Knowledge Base

Increasing Systemd Thread Limits

Problem

In some high workload, and large scale multi-database environments, you may find that your Systemd unit configuration limits the maximum number of processes ("tasks") too low for your use case.

When this problem occurs, you can see the following in the Neo4j debug.log file:

java.lang.OutOfMemoryError: unable to create native thread: possibly out of memory or process/resource limits reached

If you are looking at the output from systemctl status neo4j you will see the number of running tasks is at or near to the limit, 4915 in this example:

● neo4j.service - Neo4j Graph Database
Loaded: loaded (/lib/systemd/system/neo4j.service; enabled; vendor preset: enabled)
Active: active (running) since Thu 1970-01-01 00:00:00 UTC; 48min ago
Main PID: 20000 (java)
Tasks: 4915 (limit: 4915)
CGroup: /system.slice/neo4j.service
  ├─20000 /usr/bin/java     org.neo4j.server.startup.Neo4jCommand console
  └─20047 /usr/lib/jvm/java-11-openjdk-amd64/bin/java     com.neo4j.server.enterprise.EnterpriseEntryPoint

Looking further, you might find this reported in your Linux syslog or messages file as something similar to:

Jan 01 00:48:00 neo4j-core1 kernel: [ TIME ] cgroup: fork rejected by pids controller in /system.slice/neo4j.service
Jan 01 00:48:02 neo4j-core1 neo4j[ PID ]: [ TIME ][warning][os,thread] Failed to start thread - pthread_create failed (EAGAIN) for attributes: stacksize: 1024k, guardsize: 0k, detached.
Jan 01 00:48:02 neo4j-core1 neo4j[ PID ]: Exception in thread "neo4j.Scheduler-1" java.lang.OutOfMemoryError: unable to create native thread: possibly out of memory or process/resource limits reached

Systemd may then terminate and restart Neo4j Server.

Workaround

In these cases, you may want to conservatively increase the maximum thread limit as a workaround. This should only need to be temporary in all but the most extreme cases.

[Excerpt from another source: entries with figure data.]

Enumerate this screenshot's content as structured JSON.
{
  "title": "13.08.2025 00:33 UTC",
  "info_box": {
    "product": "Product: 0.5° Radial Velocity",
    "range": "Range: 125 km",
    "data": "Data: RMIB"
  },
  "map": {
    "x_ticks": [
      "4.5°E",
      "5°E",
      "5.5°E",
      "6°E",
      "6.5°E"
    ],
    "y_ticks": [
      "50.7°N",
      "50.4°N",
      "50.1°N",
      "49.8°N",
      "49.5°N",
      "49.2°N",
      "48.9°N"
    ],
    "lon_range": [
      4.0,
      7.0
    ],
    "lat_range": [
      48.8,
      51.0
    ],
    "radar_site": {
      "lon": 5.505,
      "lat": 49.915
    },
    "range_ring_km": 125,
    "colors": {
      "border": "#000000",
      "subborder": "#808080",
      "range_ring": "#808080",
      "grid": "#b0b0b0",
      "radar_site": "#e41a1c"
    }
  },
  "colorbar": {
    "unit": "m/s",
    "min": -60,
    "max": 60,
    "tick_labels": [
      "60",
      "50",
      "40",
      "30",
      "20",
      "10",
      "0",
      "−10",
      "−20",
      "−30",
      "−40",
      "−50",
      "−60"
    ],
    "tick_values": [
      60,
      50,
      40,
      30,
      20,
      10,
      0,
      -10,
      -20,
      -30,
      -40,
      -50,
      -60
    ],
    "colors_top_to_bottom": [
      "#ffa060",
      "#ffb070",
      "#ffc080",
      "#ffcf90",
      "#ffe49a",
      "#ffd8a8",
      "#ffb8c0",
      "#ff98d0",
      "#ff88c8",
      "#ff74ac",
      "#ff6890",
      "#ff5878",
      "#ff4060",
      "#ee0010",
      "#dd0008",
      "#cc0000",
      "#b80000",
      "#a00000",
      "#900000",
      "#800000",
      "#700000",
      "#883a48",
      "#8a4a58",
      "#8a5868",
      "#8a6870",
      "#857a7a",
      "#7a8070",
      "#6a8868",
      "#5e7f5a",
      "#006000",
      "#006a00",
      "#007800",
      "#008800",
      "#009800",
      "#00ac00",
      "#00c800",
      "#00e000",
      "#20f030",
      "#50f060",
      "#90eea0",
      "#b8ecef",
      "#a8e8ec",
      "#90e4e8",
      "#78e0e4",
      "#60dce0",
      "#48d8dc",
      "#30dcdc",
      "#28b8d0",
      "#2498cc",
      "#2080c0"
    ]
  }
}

First, ensure Neo4j is stopped:

systemctl stop neo4j

Then edit the neo4j.service unit file:

systemctl edit neo4j

and add/increase the TasksMax setting:

[Service]
# The user and group which the service runs as.
User=neo4j
Group=neo4j

# If it takes longer than this then the shutdown is considered to have failed.
# This may need to be increased if the system serves long-running transactions.
TimeoutSec=120

# Increase the systemd process / task limit
TasksMax=6500

After uncommenting the above lines, restart neo4j.

systemctl daemon-reload
systemctl start neo4j

Again, be very conservative when increasing the task limit for a system service. High process thread counts can be a strong indicator of poor configuration, sizing issues, or plugins that are misbehaving.

As with all workarounds, they should be used sparingly until a root cause can be fully identified and a more permanent solution put in place.